La situation, en effet, semblait s’y détériorer inexorablement. Après quelques premiers départs isolés, les huit doyens du conseil presbytéral démissionnent en 2009, geste pour le moins spectaculaire. De plus en plus de prêtres, par « peur » de l’évêque ou pour marquer leur désaccord, cessent de se rendre à d’importants rendez-vous, comme la messe chrismale. Deux presbyteriums se dessinent peu à peu : « pro » et « anti » Cattenoz. Un climat de suspicion s’instaure. Certains prêtres disent aujourd’hui se revoir après quinze ans sans relations.

Au niveau personnel, ils sont plusieurs à avoir connu insomnies, crises d’angoisse et dépressions, nécessitant parfois un suivi psychologique, une hospitalisation ou un éloignement durable d’Avignon. Le père Dominique Vallon, ancien vicaire général de Mgr Cattenoz, est ainsi au service du diocèse de Tahiti depuis 2016. « J’ai été un peu présomptueux : j’ai cru que ma démission aurait un effet au niveau de la nonciature. Cela n’a pas été le cas. »
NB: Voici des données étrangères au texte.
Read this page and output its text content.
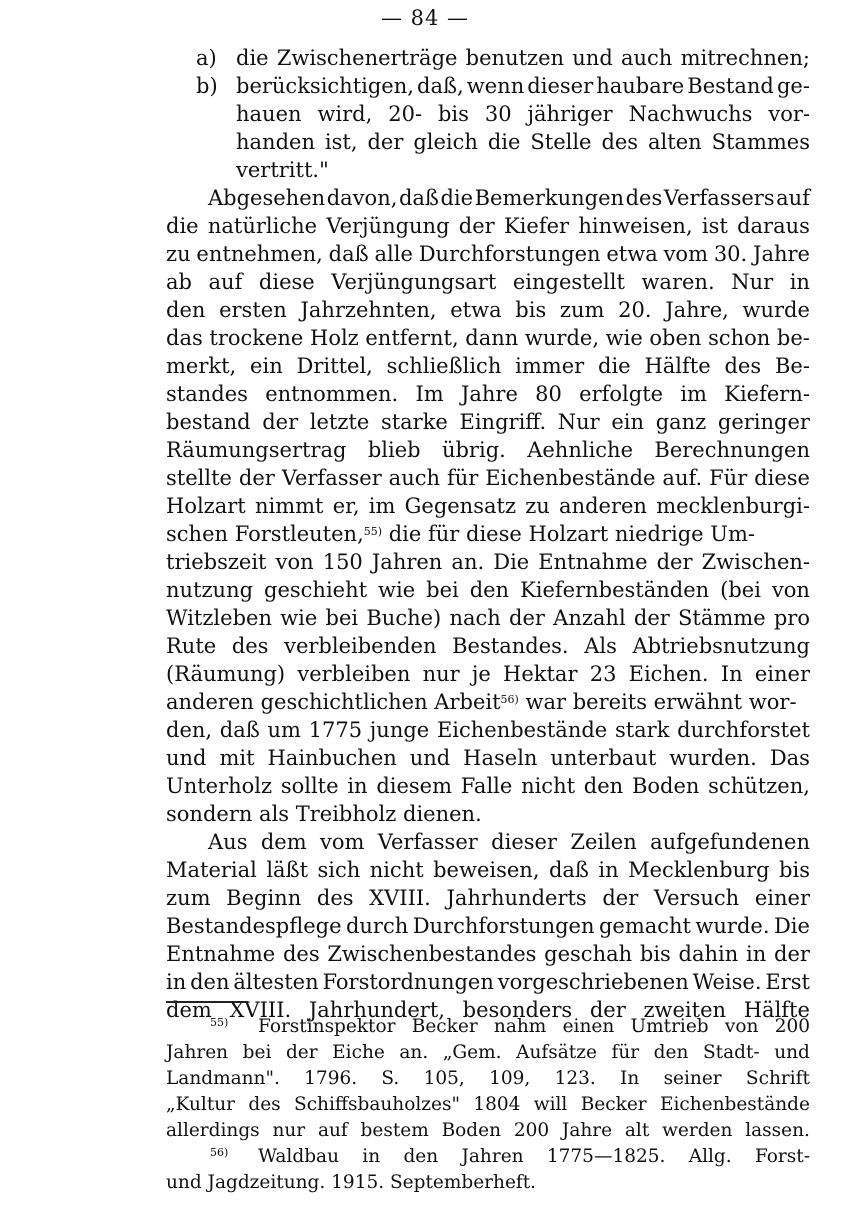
— 84 —
a) die Zwischenerträge benutzen und auch mitrechnen;
b) berücksichtigen, daß, wenn dieser haubare Bestand ge-
hauen wird, 20- bis 30 jähriger Nachwuchs vor-
handen ist, der gleich die Stelle des alten Stammes
vertritt."
Abgesehen davon, daß die Bemerkungen des Verfassers auf
die natürliche Verjüngung der Kiefer hinweisen, ist daraus
zu entnehmen, daß alle Durchforstungen etwa vom 30. Jahre
ab auf diese Verjüngungsart eingestellt waren. Nur in
den ersten Jahrzehnten, etwa bis zum 20. Jahre, wurde
das trockene Holz entfernt, dann wurde, wie oben schon be-
merkt, ein Drittel, schließlich immer die Hälfte des Be-
standes entnommen. Im Jahre 80 erfolgte im Kiefern-
bestand der letzte starke Eingriff. Nur ein ganz geringer
Räumungsertrag blieb übrig. Aehnliche Berechnungen
stellte der Verfasser auch für Eichenbestände auf. Für diese
Holzart nimmt er, im Gegensatz zu anderen mecklenburgi-
schen Forstleuten,$^{55)}$ die für diese Holzart niedrige Um-
triebszeit von 150 Jahren an. Die Entnahme der Zwischen-
nutzung geschieht wie bei den Kiefernbeständen (bei von
Witzleben wie bei Buche) nach der Anzahl der Stämme pro
Rute des verbleibenden Bestandes. Als Abtriebsnutzung
(Räumung) verbleiben nur je Hektar 23 Eichen. In einer
anderen geschichtlichen Arbeit$^{56)}$ war bereits erwähnt wor-
den, daß um 1775 junge Eichenbestände stark durchforstet
und mit Hainbuchen und Haseln unterbaut wurden. Das
Unterholz sollte in diesem Falle nicht den Boden schützen,
sondern als Treibholz dienen.
Aus dem vom Verfasser dieser Zeilen aufgefundenen
Material läßt sich nicht beweisen, daß in Mecklenburg bis
zum Beginn des XVIII. Jahrhunderts der Versuch einer
Bestandespflege durch Durchforstungen gemacht wurde. Die
Entnahme des Zwischenbestandes geschah bis dahin in der
in den ältesten Forstordnungen vorgeschriebenen Weise. Erst
dem XVIII. Jahrhundert, besonders der zweiten Hälfte
$^{55)}$	Forstinspektor Becker nahm einen Umtrieb von 200
Jahren bei der Eiche an. „Gem. Aufsätze für den Stadt- und
Landmann". 1796. S. 105, 109, 123. In seiner Schrift
„Kultur des Schiffsbauholzes" 1804 will Becker Eichenbestände
allerdings nur auf bestem Boden 200 Jahre alt werden lassen.
$^{56)}$	Waldbau in den Jahren 1775—1825. Allg. Forst-
und Jagdzeitung. 1915. Septemberheft.
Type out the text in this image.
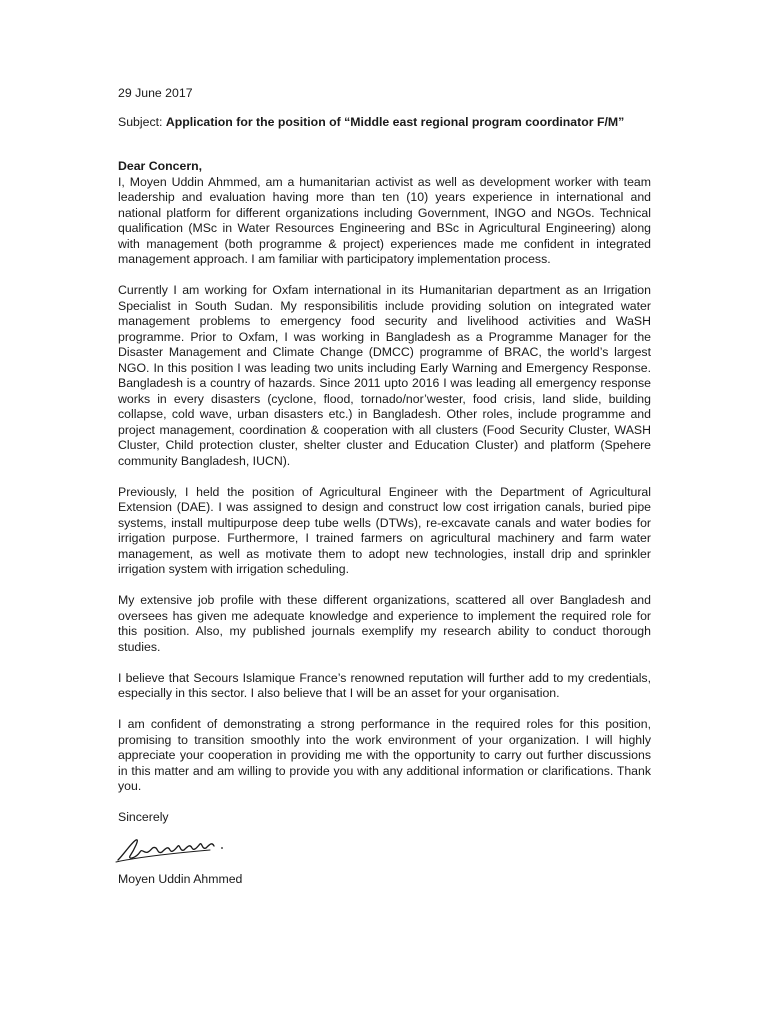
29 June 2017

Subject: Application for the position of “Middle east regional program coordinator F/M”

Dear Concern,

I, Moyen Uddin Ahmmed, am a humanitarian activist as well as development worker with team leadership and evaluation having more than ten (10) years experience in international and national platform for different organizations including Government, INGO and NGOs. Technical qualification (MSc in Water Resources Engineering and BSc in Agricultural Engineering) along with management (both programme & project) experiences made me confident in integrated management approach. I am familiar with participatory implementation process.

Currently I am working for Oxfam international in its Humanitarian department as an Irrigation Specialist in South Sudan. My responsibilitis include providing solution on integrated water management problems to emergency food security and livelihood activities and WaSH programme. Prior to Oxfam, I was working in Bangladesh as a Programme Manager for the Disaster Management and Climate Change (DMCC) programme of BRAC, the world’s largest NGO. In this position I was leading two units including Early Warning and Emergency Response. Bangladesh is a country of hazards. Since 2011 upto 2016 I was leading all emergency response works in every disasters (cyclone, flood, tornado/nor’wester, food crisis, land slide, building collapse, cold wave, urban disasters etc.) in Bangladesh. Other roles, include programme and project management, coordination & cooperation with all clusters (Food Security Cluster, WASH Cluster, Child protection cluster, shelter cluster and Education Cluster) and platform (Spehere community Bangladesh, IUCN).

Previously, I held the position of Agricultural Engineer with the Department of Agricultural Extension (DAE). I was assigned to design and construct low cost irrigation canals, buried pipe systems, install multipurpose deep tube wells (DTWs), re-excavate canals and water bodies for irrigation purpose. Furthermore, I trained farmers on agricultural machinery and farm water management, as well as motivate them to adopt new technologies, install drip and sprinkler irrigation system with irrigation scheduling.

My extensive job profile with these different organizations, scattered all over Bangladesh and oversees has given me adequate knowledge and experience to implement the required role for this position. Also, my published journals exemplify my research ability to conduct thorough studies.

I believe that Secours Islamique France’s renowned reputation will further add to my credentials, especially in this sector. I also believe that I will be an asset for your organisation.

I am confident of demonstrating a strong performance in the required roles for this position, promising to transition smoothly into the work environment of your organization. I will highly appreciate your cooperation in providing me with the opportunity to carry out further discussions in this matter and am willing to provide you with any additional information or clarifications. Thank you.

Sincerely

Moyen Uddin Ahmmed
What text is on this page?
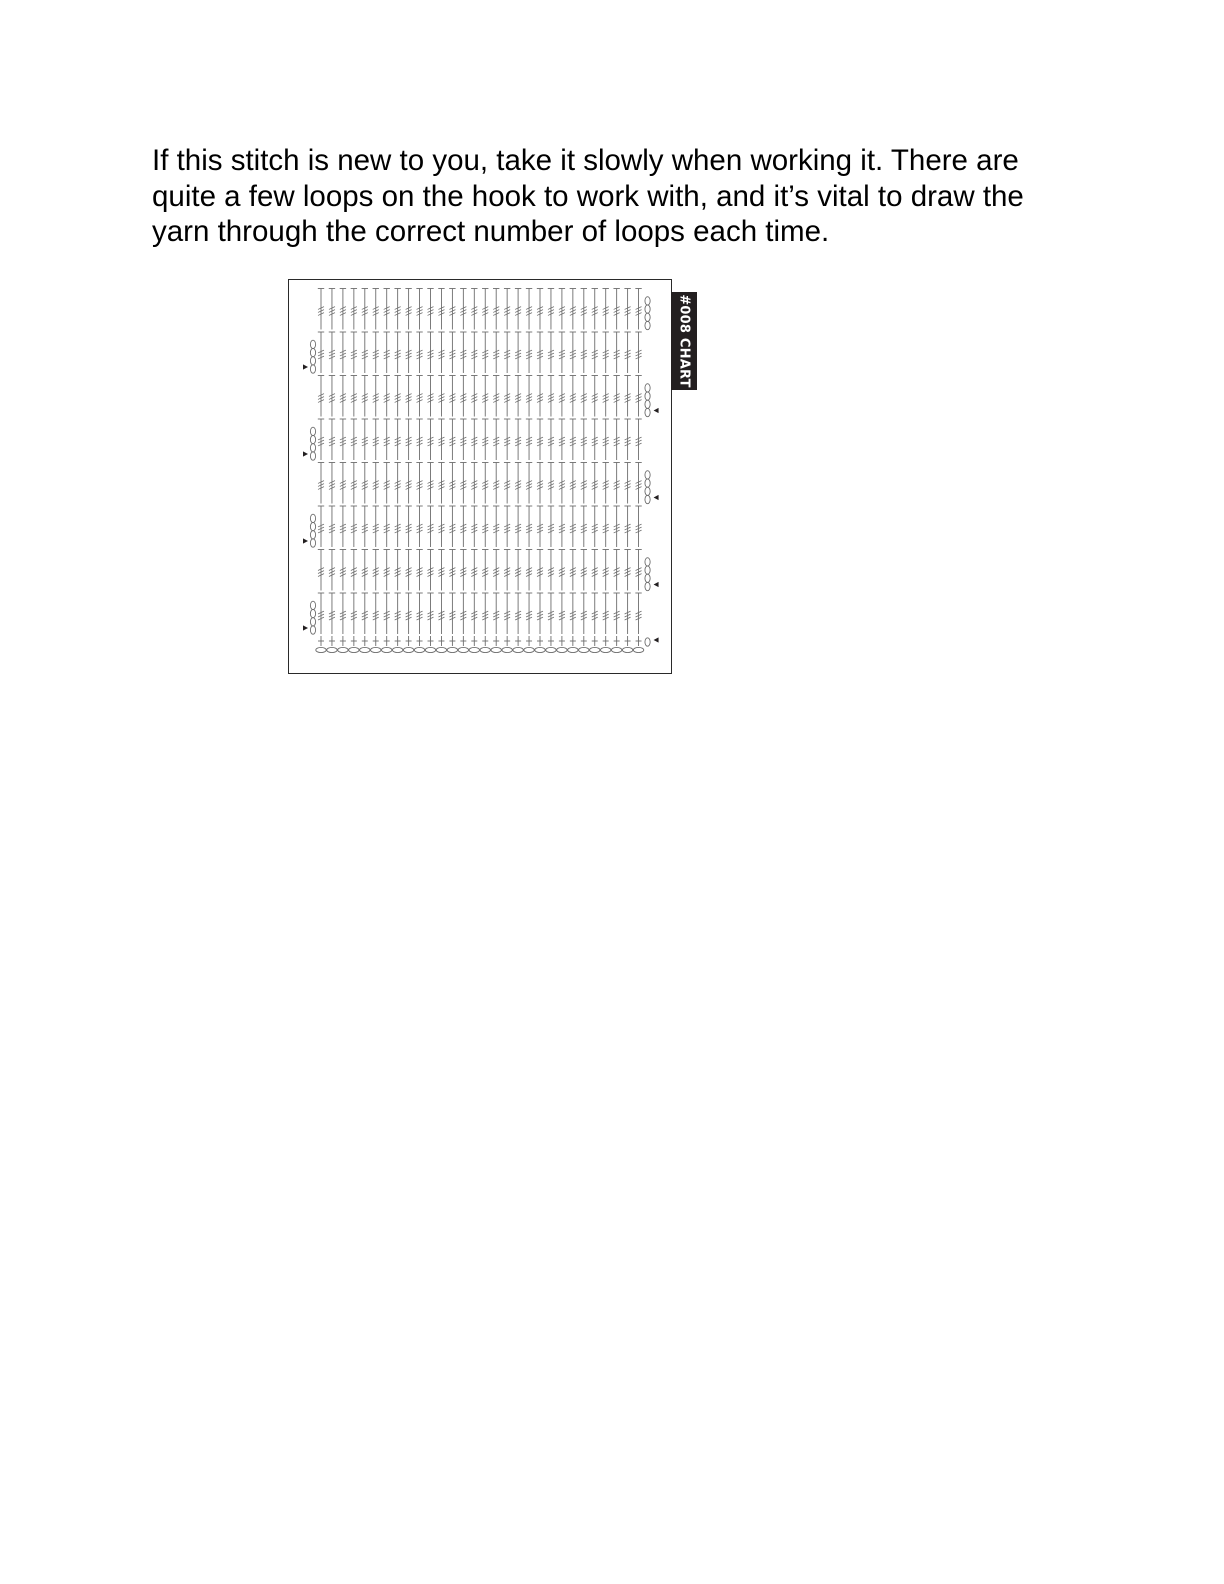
If this stitch is new to you, take it slowly when working it. There are quite a few loops on the hook to work with, and it’s vital to draw the yarn through the correct number of loops each time.

#008 CHART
Déficit de 2 millions d’euros

Cette incompréhension, beaucoup la partagent. Car outre les quelques prêtres qui disent avoir tenté de convaincre Mgr Cattenoz de démissionner, plusieurs ont multiplié (tout comme les laïcs de Chrétiens en Vaucluse) les démarches auprès du nonce apostolique, de l’archevêque métropolitain (celui de Marseille) ou du président de l’épiscopat. « On nous répondait toujours la même chose : patientez et priez », rapportent les intéressés, supposant tantôt la présence de soutiens de Mgr Cattenoz au Vatican, tantôt l’impuissance de l’institution face au problème ou sa tendance à minimiser celui-ci.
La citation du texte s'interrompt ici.